LAKELAND, FL -- Goals can be hard to come by in soccer.

But for Uchenna Kanu, it's not a question of if she will score a goal but how many?

Scoring goals has become as routine as brushing her teeth.

"Her ability to finish is at a very high level in the female game," Southeastern coach Randy Belli said.

She's scored 40 goals in just 16 games, the most by any collegiate soccer player, man or woman, in any division.

"I didn't know that but that's awesome," Kanu said. "Getting used to scoring goals is a part of me now."

So is her home country of Nigeria.

"Whenever I play I think of my friends and family back home, people that were there for me when I first started," she said. 

Uchenna and her family didn't start with much. But whatever they did have was all lost when her house burned down, leaving them homeless for nearly a year.

"I think I was 15. It was a really bad moment. We just prayed to God to help us out." But before things got better, they got worse.

"My Dad passed away in the process. He had kind of like a heart attack. He couldn't deal with all the problems and got sick and couldn't make it."

A few years later, Uchenna would leave Nigeria and move to Lakeland all by herself in 2016. Ever since then, she's been a goal-scoring machine for the Fire.

But all those goals pale in comparison to the two goals she always has on her mind.

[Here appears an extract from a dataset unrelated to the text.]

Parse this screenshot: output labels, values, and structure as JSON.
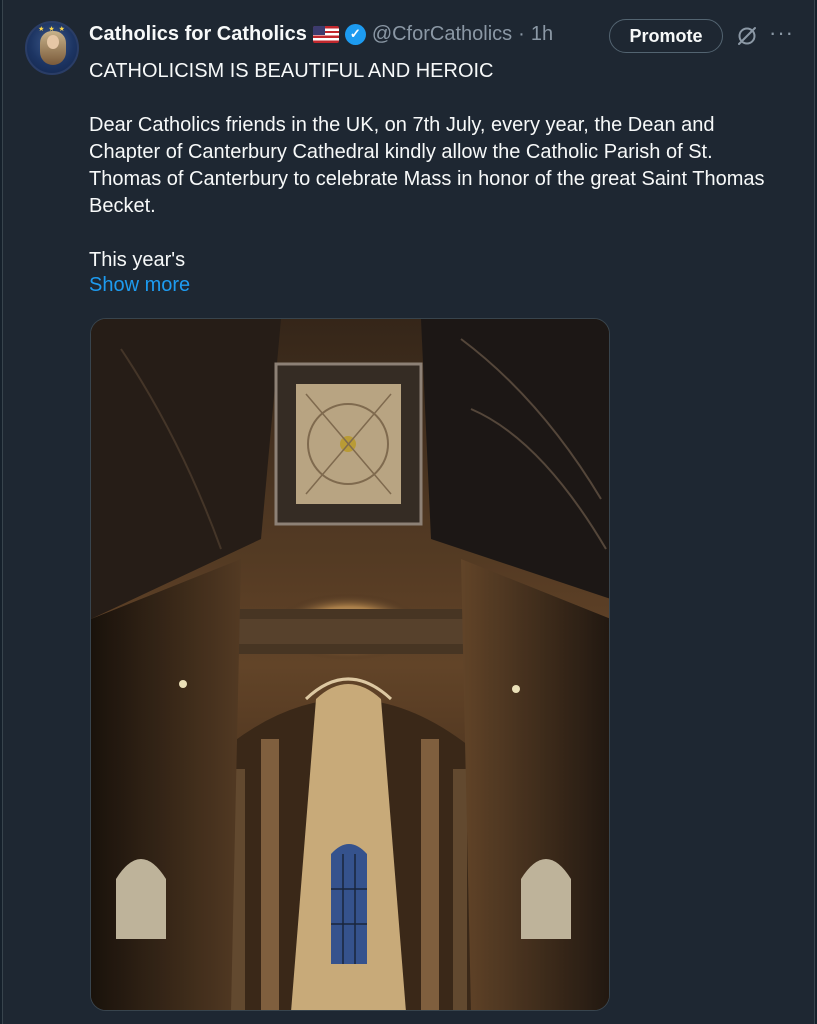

"My first is to get a degree here before going to play pro and be able to help my friends and family back home through this game of soccer. I just want to use this game to make a change back home and make things different."

"Absolutely she's gonna be a pro," Belli sad. "There's no doubt in anyone's mind she's going to play professionally but after her pro career is over she needs to have that degree so she can go to work and make a difference for her whole family back home. I think her whole family is counting on her."